Wenn die Möglichkeit für ein Feuer besteht, ist natürlich Grillieren angesagt. Das Fleisch hält im Rucksack zumindest in den Bergen erstaunlich lange. Alle Bedenken, dass wir uns mit tagelang mitgeschlepptem Gammelfleisch den Magen verderben könnten, haben sich als unbegründet erwiesen. Und letztlich bildet ja das Grillieren auch einen gewissen Schutz gegen Krankheitserreger.
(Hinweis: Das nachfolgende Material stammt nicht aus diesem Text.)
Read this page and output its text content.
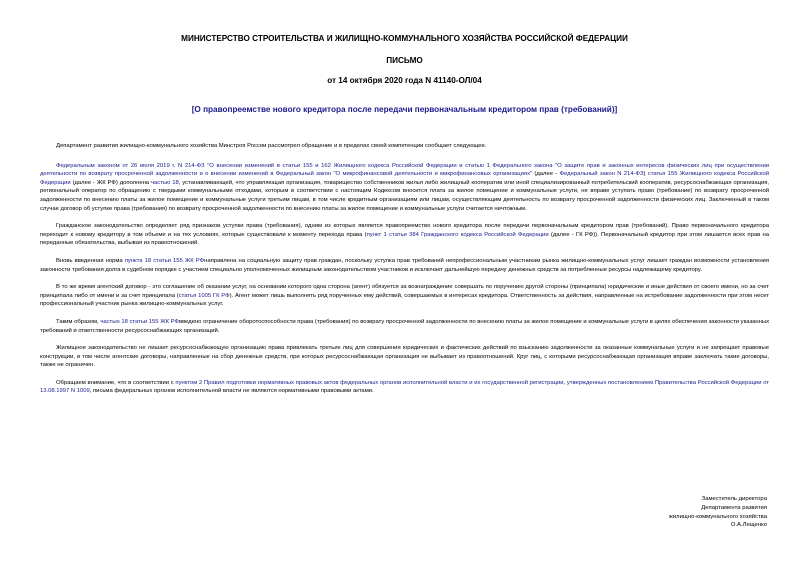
МИНИСТЕРСТВО СТРОИТЕЛЬСТВА И ЖИЛИЩНО-КОММУНАЛЬНОГО ХОЗЯЙСТВА РОССИЙСКОЙ ФЕДЕРАЦИИ
ПИСЬМО
от 14 октября 2020 года N 41140-ОЛ/04
[О правопреемстве нового кредитора после передачи первоначальным кредитором прав (требований)]

Департамент развития жилищно-коммунального хозяйства Минстроя России рассмотрел обращение и в пределах своей компетенции сообщает следующее.

Федеральным законом от 26 июля 2019 г. N 214-ФЗ "О внесении изменений в статьи 155 и 162 Жилищного кодекса Российской Федерации и статью 1 Федерального закона "О защите прав и законных интересов физических лиц при осуществлении деятельности по возврату просроченной задолженности и о внесении изменений в Федеральный закон "О микрофинансовой деятельности и микрофинансовых организациях" (далее - Федеральный закон N 214-ФЗ) статья 155 Жилищного кодекса Российской Федерации (далее - ЖК РФ) дополнена частью 18, устанавливающей, что управляющая организация, товарищество собственников жилья либо жилищный кооператив или иной специализированный потребительский кооператив, ресурсоснабжающая организация, региональный оператор по обращению с твердыми коммунальными отходами, которым в соответствии с настоящим Кодексом вносится плата за жилое помещение и коммунальные услуги, не вправе уступать право (требование) по возврату просроченной задолженности по внесению платы за жилое помещение и коммунальные услуги третьим лицам, в том числе кредитным организациям или лицам, осуществляющим деятельность по возврату просроченной задолженности физических лиц. Заключенный в таком случае договор об уступке права (требования) по возврату просроченной задолженности по внесению платы за жилое помещение и коммунальные услуги считается ничтожным.

Гражданское законодательство определяет ряд признаков уступки права (требования), одним из которых является правопреемство нового кредитора после передачи первоначальным кредитором прав (требований). Право первоначального кредитора переходит к новому кредитору в том объеме и на тех условиях, которые существовали к моменту перехода права (пункт 1 статьи 384 Гражданского кодекса Российской Федерации (далее - ГК РФ)). Первоначальный кредитор при этом лишается всех прав на переданные обязательства, выбывая из правоотношений.

Вновь введенная норма пункта 18 статьи 155 ЖК РФнаправлена на социальную защиту прав граждан, поскольку уступка прав требований непрофессиональным участникам рынка жилищно-коммунальных услуг лишает граждан возможности установления законности требования долга в судебном порядке с участием специально уполномоченных жилищным законодательством участников и исключает дальнейшую передачу денежных средств за потребленные ресурсы надлежащему кредитору.

В то же время агентский договор - это соглашение об оказании услуг, на основании которого одна сторона (агент) обязуется за вознаграждение совершать по поручению другой стороны (принципала) юридические и иные действия от своего имени, но за счет принципала либо от имени и за счет принципала (статья 1005 ГК РФ). Агент может лишь выполнять ряд порученных ему действий, совершаемых в интересах кредитора. Ответственность за действия, направленные на истребование задолженности при этом несет профессиональный участник рынка жилищно-коммунальных услуг.

Таким образом, частью 18 статьи 155 ЖК РФвведено ограничение оборотоспособности права (требования) по возврату просроченной задолженности по внесению платы за жилое помещение и коммунальные услуги в целях обеспечения законности указанных требований и ответственности ресурсоснабжающих организаций.

Жилищное законодательство не лишает ресурсоснабжающую организацию права привлекать третьих лиц для совершения юридических и фактических действий по взысканию задолженности за оказанные коммунальные услуги и не запрещает правовые конструкции, в том числе агентские договоры, направленные на сбор денежных средств, при которых ресурсоснабжающая организация не выбывает из правоотношений. Круг лиц, с которыми ресурсоснабжающая организация вправе заключать такие договоры, также не ограничен.

Обращаем внимание, что в соответствии с пунктом 2 Правил подготовки нормативных правовых актов федеральных органов исполнительной власти и их государственной регистрации, утвержденных постановлением Правительства Российской Федерации от 13.08.1997 N 1009, письма федеральных органов исполнительной власти не являются нормативными правовыми актами.

Заместитель директора
Департамента развития
жилищно-коммунального хозяйства
О.А.Лещенко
Zur Grillade gehören auch Zucchetti, Maiskolben, Kartoffeln in Alufolien etc. Auch wenn diese Dinge nicht gerade leicht sind. Apropos nicht gerade leicht: Einmal pro Wanderung gibts Fondue. Meist wenn wir in grosser Höhe übernachten. Der Käse liegt zwar nicht nur im Rucksack, sondern auch im Magen schwer auf und das Brot braucht viel Platz, aber Fondue gibt warm und unbestätigten Gerüchten zufolge auch gute Laune.

Der Outdoor-Kaffee besteht aus Instant-Kaffeepulver und je nach Geschmack Zucker und Milchpulver. Kondensmilch ist zu sperrig und schwer und richtet eine klebrige Schweinerei im Rucksack an, weil die Tuben nie dicht halten. Pulver muss in einem dichten Zip-Beutel (zur Sicherheit besser zwei) verschlossen sein. Wirklich dichte Plastikgefässe à la Tupperware gehen auch, brauchen aber im Rucksack viel Platz.

Unterwegs gibts natürlich Wasser. Wo weit und breit kein Vieh weidet, kannst du bedenkenlos aus einem Bergbach trinken. Anderenfalls benutzt du Tabletten oder Tropfen, die Schädlinge innert 30 Minuten abtöten.

Dieses Jahr haben wir die ganze Woche keinen Lebensmittelladen gesehen. Doch nutzten wir die Gelegenheit, uns in Bergrestaurants die Bäuche vollzuschlagen, in Hütten Schokolade nachzutanken. Auf fast jeder Alp gibts Käse. Die Vorräte reichten jedenfalls locker.

Sonstiges

Wir benützen noch immer keine Navigationsgeräte, sondern ausgedruckte und eingeschweisste Karten. Die sind leicht, wetterfest, brauchen keinen Akku und sind grösser als jeder Bildschirm. Einziger Nachteil: sie zeigen dir nicht an, wo du gerade bist.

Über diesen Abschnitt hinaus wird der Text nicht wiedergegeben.